As of December 2017, U.S. consumers hold 3.8 billion memberships in customer loyalty programs, according to the 2017 COLLOQUY Loyalty Census audit coupled with consumer survey research. The 3.8 billion tabulation shows that membership growth continues but has slowed to 15% compared to the 26% growth rate achieved in the 2016 Census when total membership was 3.3 billion. The membership growth slowdown in recent years indicates that the U.S. loyalty market is maturing, and retailers need to up their game on how to attract and retain members within their loyalty programs. The consumer survey research from the 2017 Census showed that 53% of U.S. consumers identified “Lack of Flexibility” and “Low Liquidity” as the key challenges of loyalty programs. In order to improve loyalty marketing, brands must optimize the overall experience by improving Flexibility, and Liquidity of their programs for their existing and potential customers. On the other hand, loyalty rewards programs cost US merchants and brands approximately $60 Billion per year and rising, hence merchants have a need for a low cost and more efficient loyalty program model.
Key Drawbacks of Traditional Loyalty Rewards Model:
The concept of loyalty programs has existed for decades (since the 1980’s). The census made in 2017 shows that 55% of adults in USA are registered in a loyalty program, hence the market is still growing. However, year-over-year growth of 15% in 2017 is much lower compared to the 26% growth shown in 2016. The reason for the growth slowing is rather simple- loyalty and rewards programs are not realizing their full potential, due to account inactivity; low redemption rates; time delays; high transaction, system management and customer acquisition costs; and low client retention.
The following statistics (from recent census) shows some of the key adversely impacted issues in customer loyalty programs in the USA.
● 53% of U.S. consumers participating in a loyalty programs think that the programs lack flexibility.
● 57% of U.S. consumers will abandon a loyalty program if it took too long to earn points or miles.
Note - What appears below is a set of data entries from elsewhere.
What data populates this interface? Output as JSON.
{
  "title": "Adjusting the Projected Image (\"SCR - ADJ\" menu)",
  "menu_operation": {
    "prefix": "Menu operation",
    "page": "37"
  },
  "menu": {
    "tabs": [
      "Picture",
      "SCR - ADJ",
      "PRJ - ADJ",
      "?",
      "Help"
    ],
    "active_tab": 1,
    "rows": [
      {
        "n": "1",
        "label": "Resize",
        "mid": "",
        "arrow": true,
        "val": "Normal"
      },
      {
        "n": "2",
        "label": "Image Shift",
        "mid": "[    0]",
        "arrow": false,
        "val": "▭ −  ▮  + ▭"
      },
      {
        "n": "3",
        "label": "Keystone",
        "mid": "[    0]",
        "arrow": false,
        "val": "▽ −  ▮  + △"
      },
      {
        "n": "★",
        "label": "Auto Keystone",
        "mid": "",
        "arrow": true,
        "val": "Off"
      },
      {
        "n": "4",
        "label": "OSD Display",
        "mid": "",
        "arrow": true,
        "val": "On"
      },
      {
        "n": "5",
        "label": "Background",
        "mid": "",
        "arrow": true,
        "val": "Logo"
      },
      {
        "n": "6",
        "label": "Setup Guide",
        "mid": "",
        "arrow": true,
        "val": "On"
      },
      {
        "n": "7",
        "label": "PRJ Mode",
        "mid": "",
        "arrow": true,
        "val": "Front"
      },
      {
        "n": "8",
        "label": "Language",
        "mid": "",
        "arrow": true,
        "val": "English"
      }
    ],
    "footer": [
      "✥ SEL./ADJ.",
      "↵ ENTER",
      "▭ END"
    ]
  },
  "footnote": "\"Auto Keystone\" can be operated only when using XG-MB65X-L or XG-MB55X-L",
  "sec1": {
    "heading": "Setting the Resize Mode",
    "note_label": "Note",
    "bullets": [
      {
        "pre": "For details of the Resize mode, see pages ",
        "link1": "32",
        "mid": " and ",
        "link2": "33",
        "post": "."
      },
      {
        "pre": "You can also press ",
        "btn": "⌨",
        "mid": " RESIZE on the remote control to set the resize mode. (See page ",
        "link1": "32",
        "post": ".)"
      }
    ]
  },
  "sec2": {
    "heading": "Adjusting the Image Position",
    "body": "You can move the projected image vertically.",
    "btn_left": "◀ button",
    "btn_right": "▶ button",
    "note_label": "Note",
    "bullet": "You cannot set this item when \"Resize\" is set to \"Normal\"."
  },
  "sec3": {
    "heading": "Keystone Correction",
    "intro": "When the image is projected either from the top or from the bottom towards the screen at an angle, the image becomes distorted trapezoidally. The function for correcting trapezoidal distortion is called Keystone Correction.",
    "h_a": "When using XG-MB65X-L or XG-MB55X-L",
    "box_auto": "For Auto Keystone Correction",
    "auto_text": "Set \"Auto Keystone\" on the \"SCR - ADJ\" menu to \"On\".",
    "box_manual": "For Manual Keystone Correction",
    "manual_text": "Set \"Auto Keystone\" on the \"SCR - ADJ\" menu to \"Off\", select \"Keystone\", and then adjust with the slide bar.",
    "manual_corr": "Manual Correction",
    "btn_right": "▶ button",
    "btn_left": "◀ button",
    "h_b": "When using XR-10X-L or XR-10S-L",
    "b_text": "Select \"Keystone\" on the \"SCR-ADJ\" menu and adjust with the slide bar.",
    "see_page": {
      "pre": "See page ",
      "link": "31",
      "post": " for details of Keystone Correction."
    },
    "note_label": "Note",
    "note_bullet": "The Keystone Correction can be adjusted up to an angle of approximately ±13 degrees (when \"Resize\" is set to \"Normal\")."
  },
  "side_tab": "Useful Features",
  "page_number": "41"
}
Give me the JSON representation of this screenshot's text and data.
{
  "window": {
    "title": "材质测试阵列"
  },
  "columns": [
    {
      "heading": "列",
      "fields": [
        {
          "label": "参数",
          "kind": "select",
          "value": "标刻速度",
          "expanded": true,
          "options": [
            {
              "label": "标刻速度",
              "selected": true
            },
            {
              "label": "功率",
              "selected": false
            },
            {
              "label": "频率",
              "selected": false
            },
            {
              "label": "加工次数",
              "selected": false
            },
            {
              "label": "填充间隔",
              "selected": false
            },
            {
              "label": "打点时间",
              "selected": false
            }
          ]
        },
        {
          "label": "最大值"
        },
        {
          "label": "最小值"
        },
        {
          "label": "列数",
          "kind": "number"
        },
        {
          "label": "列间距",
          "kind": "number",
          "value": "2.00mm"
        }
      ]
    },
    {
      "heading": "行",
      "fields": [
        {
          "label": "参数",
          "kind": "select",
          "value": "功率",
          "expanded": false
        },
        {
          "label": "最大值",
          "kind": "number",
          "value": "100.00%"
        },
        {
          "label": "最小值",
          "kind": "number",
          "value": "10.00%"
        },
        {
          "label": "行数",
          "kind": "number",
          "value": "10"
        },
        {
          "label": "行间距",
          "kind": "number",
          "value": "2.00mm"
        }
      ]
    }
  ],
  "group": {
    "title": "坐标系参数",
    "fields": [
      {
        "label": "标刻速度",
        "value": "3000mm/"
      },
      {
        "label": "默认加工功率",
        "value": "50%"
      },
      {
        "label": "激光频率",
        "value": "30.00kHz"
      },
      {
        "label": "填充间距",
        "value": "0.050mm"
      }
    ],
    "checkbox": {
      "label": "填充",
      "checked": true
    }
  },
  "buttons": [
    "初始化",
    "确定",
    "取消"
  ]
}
● 28% of consumers are abandoning loyalty programs without redeeming any points which is beneficial to the business in the short term but detrimental in the long run.
● Since 2010 the usage of loyalty programs has declined at a rate of 2% to 3% per year. Over 50% of accumulated points, with an estimated worth of $50 billion, are never redeemed. Unclaimed rewards deter customers from joining new loyalty programs.
● 57% percent of consumers want to engage with their loyalty programs via mobile devices, but 49% don’t know whether there is an app associated with their loyalty program due to a large number of independent loyalty programs and apps existing in the ecosystem.
● The 2016 Bond Loyalty Report showed that loyalty rewards program members who do not make redemptions are 2.7 times more likely to defect from a program and join another.
● Time Delays- A general lack of adequate digitization across programs precludes interlinking different programs and is a primary cause for loyalty reward programs’ lag times between reward points being made available in a manner that affords customers opportune moments to use them.
As evident above, the future of Loyalty programs demands a novel approach to increasing flexibility and liquidity while raising its significance in business transactions.